Nicodemo había presenciado el poder y la autoridad de Dios revelados en el ministerio de Jesús, y procuró encontrarse con él, pero en secreto. Jesús podría haber rehusado hacerlo así pero, no queriendo que ninguno perezca, aceptó esa oportunidad de llevar a Nicodemo más cerca del Reino. La pobreza de Nicodemo era espiritual, no material. Era rico en bienes del mundo y ocupaba una elevada posición social; no obstante, estaba hambriento espiritualmente.
Nicodemo se rebeló ante la sugerencia de que los israelitas educados como él necesitaran conversión. Sin embargo, Jesús persistió, y le presentó a Nicodemo la opción eterna entre la condenación y la salvación. Temiendo el ridículo, Nicodemo rehusó aceptar la invitación de Cristo. Al parecer, la entrevista había fracasado. Pero, esa semilla espiritual quedó enterrada y germinó lentamente.
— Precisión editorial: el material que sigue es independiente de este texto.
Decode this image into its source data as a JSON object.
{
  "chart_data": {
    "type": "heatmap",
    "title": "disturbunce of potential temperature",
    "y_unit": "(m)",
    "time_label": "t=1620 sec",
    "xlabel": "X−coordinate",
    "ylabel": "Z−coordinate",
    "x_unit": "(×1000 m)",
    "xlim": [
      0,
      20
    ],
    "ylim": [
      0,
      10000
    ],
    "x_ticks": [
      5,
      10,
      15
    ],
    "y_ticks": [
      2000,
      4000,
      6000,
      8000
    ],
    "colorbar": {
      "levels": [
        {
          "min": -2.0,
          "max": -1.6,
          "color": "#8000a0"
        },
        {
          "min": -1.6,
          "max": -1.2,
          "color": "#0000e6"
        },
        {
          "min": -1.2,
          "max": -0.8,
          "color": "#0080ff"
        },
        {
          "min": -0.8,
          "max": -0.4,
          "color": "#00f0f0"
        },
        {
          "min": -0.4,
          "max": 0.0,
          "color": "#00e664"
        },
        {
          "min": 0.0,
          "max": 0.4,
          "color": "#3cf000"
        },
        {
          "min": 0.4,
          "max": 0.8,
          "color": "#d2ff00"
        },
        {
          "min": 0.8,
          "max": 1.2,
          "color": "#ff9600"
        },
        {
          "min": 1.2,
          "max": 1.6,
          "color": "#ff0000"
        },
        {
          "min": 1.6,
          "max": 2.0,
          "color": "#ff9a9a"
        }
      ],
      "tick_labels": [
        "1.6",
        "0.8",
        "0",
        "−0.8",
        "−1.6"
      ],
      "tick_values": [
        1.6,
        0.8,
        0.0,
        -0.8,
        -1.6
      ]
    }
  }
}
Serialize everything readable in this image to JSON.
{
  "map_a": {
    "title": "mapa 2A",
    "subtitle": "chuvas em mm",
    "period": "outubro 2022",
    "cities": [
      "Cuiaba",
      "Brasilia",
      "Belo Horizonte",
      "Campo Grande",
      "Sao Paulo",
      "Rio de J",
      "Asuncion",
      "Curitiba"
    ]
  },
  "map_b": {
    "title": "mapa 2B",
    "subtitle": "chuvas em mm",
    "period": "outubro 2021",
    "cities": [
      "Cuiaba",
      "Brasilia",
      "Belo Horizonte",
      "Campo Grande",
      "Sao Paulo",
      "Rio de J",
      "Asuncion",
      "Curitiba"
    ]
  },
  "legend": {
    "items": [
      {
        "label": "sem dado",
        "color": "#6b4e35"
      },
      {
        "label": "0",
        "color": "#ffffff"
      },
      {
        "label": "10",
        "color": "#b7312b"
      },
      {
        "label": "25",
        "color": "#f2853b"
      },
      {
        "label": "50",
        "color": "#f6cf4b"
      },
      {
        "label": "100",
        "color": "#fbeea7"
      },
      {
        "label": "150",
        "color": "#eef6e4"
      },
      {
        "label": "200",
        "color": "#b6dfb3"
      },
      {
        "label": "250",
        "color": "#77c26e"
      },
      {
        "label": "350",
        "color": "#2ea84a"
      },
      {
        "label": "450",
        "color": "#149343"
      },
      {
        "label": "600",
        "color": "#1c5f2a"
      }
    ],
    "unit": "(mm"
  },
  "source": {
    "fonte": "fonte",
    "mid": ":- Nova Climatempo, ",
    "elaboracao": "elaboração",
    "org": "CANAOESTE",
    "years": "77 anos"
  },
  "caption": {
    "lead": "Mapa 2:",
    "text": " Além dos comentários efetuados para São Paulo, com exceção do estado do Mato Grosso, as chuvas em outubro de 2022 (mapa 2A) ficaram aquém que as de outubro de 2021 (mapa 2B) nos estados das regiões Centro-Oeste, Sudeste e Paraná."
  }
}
“Después de la ascensión del Señor, cuando los discípulos fueron dispersados por la persecución, Nicodemo se adelantó osadamente. Dedicó sus riquezas a sostener la tierna iglesia que los judíos esperaban ver desaparecer a la muerte de Cristo. En tiempos de peligro, el que había sido tan cauteloso y lleno de dudas, se manifestó tan firme como una roca, estimulando la fe de los discípulos y proporcionándoles recursos con que llevar adelante la obra del evangelio. Aquellos que en otro tiempo le habían tributado reverencia lo despreciaron y persiguieron. Quedó pobre en los bienes de este mundo, pero no le faltó la fe que había tenido su comienzo en aquella conferencia nocturna con Jesús” (DTG 148).